Las series pisan el barro

Beatriz Pallas ENCADENADOS

PLATA O PLOMO

17 may 2015 . Actualizado a las 05:00 h.

Don Draper se va. El hombre que consideraba el amor como el mejor eslogan para vender medias cierra su camino elevado a la categoría de referente televisivo. Las luces de Manhattan se apagan tras él. El adiós de Mad Men no es el único que deja a la pantalla sin una gran metrópolis. Los tubos de neón de Las Vegas también empiezan a fundirse. Después de quince años, los forenses del CSI dejarán pronto de utilizar sus sofisticados artefactos para resolver asesinatos cometidos en sus calles. Es hora de volver a la tierra.

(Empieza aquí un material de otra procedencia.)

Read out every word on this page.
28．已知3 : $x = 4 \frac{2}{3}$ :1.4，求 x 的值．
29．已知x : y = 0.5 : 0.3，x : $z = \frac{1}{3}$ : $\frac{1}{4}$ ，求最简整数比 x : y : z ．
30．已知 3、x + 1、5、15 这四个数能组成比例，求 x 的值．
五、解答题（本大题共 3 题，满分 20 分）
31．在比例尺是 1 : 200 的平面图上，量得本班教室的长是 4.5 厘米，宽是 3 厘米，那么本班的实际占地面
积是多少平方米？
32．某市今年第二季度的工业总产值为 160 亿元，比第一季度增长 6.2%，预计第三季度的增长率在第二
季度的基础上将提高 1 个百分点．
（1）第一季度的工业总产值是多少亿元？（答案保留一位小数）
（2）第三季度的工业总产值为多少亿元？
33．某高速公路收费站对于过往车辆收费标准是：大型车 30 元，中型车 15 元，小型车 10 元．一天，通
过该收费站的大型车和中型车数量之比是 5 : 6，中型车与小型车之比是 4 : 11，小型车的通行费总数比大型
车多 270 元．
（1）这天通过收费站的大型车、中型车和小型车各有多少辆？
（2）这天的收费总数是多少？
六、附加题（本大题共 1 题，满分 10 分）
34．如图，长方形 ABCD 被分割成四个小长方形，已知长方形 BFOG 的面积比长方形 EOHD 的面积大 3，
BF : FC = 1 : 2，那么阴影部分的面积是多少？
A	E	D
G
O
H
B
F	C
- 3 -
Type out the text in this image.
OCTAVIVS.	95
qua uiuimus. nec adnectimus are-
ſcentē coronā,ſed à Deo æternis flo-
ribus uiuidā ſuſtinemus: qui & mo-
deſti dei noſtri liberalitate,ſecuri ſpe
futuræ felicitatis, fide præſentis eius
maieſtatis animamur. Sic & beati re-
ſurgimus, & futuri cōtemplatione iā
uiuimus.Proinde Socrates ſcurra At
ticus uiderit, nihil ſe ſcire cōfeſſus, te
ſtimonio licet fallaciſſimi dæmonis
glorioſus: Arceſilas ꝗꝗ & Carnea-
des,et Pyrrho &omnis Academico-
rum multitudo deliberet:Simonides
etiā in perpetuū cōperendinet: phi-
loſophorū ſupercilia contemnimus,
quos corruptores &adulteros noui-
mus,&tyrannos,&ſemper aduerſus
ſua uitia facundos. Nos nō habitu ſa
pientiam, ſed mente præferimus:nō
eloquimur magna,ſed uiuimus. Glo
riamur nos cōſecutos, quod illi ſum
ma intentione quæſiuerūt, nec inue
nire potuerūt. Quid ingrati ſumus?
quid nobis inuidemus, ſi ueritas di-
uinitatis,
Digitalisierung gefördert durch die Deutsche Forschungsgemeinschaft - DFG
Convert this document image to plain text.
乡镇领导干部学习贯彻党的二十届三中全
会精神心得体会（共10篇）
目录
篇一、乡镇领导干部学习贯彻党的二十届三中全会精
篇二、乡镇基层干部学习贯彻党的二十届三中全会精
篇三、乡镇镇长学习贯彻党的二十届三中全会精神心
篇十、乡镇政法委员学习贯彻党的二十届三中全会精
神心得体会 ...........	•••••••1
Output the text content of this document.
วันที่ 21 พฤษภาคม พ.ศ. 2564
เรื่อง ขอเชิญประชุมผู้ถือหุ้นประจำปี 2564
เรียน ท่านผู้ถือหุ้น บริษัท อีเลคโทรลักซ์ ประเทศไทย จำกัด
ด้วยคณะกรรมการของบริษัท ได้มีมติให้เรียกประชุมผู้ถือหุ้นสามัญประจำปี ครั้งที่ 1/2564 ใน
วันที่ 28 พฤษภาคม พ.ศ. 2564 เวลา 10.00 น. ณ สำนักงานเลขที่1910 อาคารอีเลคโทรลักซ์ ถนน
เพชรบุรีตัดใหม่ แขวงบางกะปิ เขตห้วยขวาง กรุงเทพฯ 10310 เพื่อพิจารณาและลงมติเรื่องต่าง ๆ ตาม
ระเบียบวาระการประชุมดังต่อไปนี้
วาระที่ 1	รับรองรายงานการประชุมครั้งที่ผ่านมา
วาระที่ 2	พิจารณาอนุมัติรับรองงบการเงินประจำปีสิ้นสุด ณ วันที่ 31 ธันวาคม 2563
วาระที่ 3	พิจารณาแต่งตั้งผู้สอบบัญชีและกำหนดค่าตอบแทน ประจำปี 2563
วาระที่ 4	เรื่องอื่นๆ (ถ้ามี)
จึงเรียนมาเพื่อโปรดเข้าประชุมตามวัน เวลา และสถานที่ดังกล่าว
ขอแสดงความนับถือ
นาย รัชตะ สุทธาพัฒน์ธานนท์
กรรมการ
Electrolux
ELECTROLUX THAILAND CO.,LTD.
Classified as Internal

Veinticinco años después de Twin Peaks, el thriller rural se ha convertido en el género de moda y los pequeños pueblos son el tablero de juego preferido por los guionistas para mover las piezas de sus personajes. Pero no hay lugar en el campo para tópicos bucólicos ni terapias contra el estrés. Los conflictos son similares a los que se viven en la jungla de asfalto, pero los nuevos héroes se ensucian los zapatos de barro y no llevan planchada la raya del pantalón. Si la semana pasada se estrenó Refugiados, un suspense de tono futurista de huele a hierba, esta semana le siguieron el estreno en abierto de True Detective, que en un mes tendrá segunda temporada, y la llegada de Wayward Pines, el salto a la televisión del director de El sexto sentido y catalogada como heredera directa de la serie de David Lynch.